While Russia is losing face with and becoming more isolated from the West, the country is digging in on other strategic partnerships.

Russia’s Middle Eastern and African allies have been feeling the pinch from Western countries that expect them to distance themselves from Putin’s actions, creating an uncomfortable dance based on necessity from both sides. Access to Russia’s grain exports and other food goods remains a key pressure point for African and Middle Eastern countries. In east Africa, extreme drought and the Ukraine conflict are pushing countries to the brink, according to a report from the United Nations.

Russian Foreign Minister Sergey V. Lavrov was recently in Cairo as part of his geostrategic Africa trip, addressing organizations on Russia’s military operations in Ukraine. He said the West pushed Russia to invade after ignoring concerns over NATO’s expansion.
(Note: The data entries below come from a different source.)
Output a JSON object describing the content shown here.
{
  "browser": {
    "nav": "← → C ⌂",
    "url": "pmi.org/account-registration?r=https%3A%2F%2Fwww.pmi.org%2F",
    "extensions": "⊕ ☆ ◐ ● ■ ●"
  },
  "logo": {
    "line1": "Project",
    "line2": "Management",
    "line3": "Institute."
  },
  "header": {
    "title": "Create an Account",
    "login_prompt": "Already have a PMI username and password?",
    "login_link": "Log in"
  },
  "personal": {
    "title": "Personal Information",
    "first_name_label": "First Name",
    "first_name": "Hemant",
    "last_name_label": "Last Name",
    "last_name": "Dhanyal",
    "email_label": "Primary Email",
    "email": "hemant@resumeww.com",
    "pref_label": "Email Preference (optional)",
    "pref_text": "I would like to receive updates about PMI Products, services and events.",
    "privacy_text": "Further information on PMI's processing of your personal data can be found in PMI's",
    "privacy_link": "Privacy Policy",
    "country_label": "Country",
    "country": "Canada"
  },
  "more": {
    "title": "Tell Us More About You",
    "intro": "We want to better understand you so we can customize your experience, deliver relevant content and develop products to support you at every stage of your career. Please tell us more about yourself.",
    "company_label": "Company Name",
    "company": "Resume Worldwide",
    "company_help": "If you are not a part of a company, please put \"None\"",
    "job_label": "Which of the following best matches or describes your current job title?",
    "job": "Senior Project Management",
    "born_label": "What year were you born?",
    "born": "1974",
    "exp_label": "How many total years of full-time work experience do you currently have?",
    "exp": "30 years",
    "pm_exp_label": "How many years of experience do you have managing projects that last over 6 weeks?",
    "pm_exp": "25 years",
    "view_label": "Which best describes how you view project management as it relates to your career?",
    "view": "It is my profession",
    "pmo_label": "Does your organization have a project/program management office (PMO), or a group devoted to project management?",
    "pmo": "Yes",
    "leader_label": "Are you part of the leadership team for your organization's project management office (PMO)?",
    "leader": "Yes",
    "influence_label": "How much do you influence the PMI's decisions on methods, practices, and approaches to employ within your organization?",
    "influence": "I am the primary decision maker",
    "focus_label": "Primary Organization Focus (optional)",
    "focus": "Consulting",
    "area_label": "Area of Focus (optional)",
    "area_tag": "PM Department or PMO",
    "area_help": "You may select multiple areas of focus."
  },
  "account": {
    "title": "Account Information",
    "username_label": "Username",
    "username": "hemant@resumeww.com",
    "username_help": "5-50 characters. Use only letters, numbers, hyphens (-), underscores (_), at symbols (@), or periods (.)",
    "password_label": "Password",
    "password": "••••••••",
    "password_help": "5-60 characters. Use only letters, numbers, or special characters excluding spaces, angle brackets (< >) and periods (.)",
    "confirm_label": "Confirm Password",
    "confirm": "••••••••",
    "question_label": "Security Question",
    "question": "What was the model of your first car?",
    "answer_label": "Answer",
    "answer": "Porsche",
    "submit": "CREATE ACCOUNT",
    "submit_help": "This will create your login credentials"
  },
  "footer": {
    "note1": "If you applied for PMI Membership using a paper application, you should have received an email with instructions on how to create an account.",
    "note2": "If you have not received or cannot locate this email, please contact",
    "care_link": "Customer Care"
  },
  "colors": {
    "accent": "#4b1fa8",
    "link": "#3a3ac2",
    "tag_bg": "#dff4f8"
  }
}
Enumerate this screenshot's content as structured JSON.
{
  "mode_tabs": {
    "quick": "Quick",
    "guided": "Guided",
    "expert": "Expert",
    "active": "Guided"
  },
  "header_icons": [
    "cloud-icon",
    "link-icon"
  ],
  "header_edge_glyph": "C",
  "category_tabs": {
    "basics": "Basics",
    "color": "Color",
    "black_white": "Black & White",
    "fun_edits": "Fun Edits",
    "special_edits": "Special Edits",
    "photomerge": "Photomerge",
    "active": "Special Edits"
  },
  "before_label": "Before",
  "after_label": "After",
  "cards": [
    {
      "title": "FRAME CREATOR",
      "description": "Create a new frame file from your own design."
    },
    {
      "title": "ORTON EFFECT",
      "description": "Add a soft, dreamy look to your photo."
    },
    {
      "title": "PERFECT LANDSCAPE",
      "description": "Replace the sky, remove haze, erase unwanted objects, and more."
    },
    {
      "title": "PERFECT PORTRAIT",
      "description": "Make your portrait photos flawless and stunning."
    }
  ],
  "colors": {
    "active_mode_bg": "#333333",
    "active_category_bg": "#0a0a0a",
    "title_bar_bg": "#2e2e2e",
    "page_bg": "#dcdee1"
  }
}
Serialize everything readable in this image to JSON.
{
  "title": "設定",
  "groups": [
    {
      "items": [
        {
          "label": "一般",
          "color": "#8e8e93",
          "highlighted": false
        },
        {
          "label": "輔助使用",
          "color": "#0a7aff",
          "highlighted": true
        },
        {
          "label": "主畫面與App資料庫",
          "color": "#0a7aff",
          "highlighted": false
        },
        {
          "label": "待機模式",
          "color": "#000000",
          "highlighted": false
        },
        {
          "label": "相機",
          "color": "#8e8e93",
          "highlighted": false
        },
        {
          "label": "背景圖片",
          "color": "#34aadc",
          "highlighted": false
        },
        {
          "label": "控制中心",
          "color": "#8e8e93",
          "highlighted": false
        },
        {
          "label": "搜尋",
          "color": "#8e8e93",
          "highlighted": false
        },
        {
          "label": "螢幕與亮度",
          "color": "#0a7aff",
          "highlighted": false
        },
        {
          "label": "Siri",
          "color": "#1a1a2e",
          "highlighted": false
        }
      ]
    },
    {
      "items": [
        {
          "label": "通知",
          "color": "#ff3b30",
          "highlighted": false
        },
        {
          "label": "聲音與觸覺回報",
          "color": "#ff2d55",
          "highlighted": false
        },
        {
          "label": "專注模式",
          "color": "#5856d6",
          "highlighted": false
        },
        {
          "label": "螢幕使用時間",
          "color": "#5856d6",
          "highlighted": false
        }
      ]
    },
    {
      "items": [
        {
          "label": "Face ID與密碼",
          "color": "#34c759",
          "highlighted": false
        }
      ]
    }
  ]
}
The US is making a geopolitical move itself by sending President Joe Biden’s ambassador to the United Nations, Linda Thomas-Greenfield, to Ghana, as well as Secretary of State Blinken to multiple African nations in the coming weeks. US Agency for International Development chief Samantha Power was also recently in Somalia and Kenya.

Hoping for the best but fearing the worst

International calls to prosecute Russia for its crimes continue to mount, with the European Union urging action to be taken in The Hague.

“The perpetrators of war crimes and other serious violations, as well as the responsible government officials and military representatives, will be held accountable,” the Union said in a statement shortly after the Donetsk prison bombings. “The European Union actively supports all measures to ensure accountability for human rights violations and violations of international humanitarian law committed during the Russian aggression in Ukraine.”

While it’s technically possible that Putin and other members of the Russian government could be tried, the chances of it happening are remote.

The International Criminal Court is known for prosecuting crimes against humanity, but is meant as a last resort if all other systems fail. Investigators from the ICC are already working to gather evidence in Ukraine, and while that country recognizes the court’s jurisdiction, Russia does not, so the ICC can only prosecute crimes committed by Russia within Ukraine’s borders.

Since Russia is not one of the 123 countries that are members of the court, any violations of international law committed within its borders cannot be prosecuted. That means Ukrainians who were tortured or harmed in Russia cannot be helped by the court.

Putin and his officials could simply evade the problem of possible prosecution by staying in power and not leaving Russian borders or those of their allies. Because the ICC cannot try defendants who are not present at The Hague for the trial itself, and it does not have a mechanism to enforce warrants, it’s entirely reliant on member countries to arrest and bring defendants to The Hague.

Ukraine has already prosecuted Russian soldiers, with one pleading guilty to killing a civilian and receiving a sentence of 15 years after an appeal. This may be Ukraine’s best course of action toward finding some sort of justice, however onerous, requiring the monumental task of tracking down Russian soldiers, arresting them, and putting them on trial.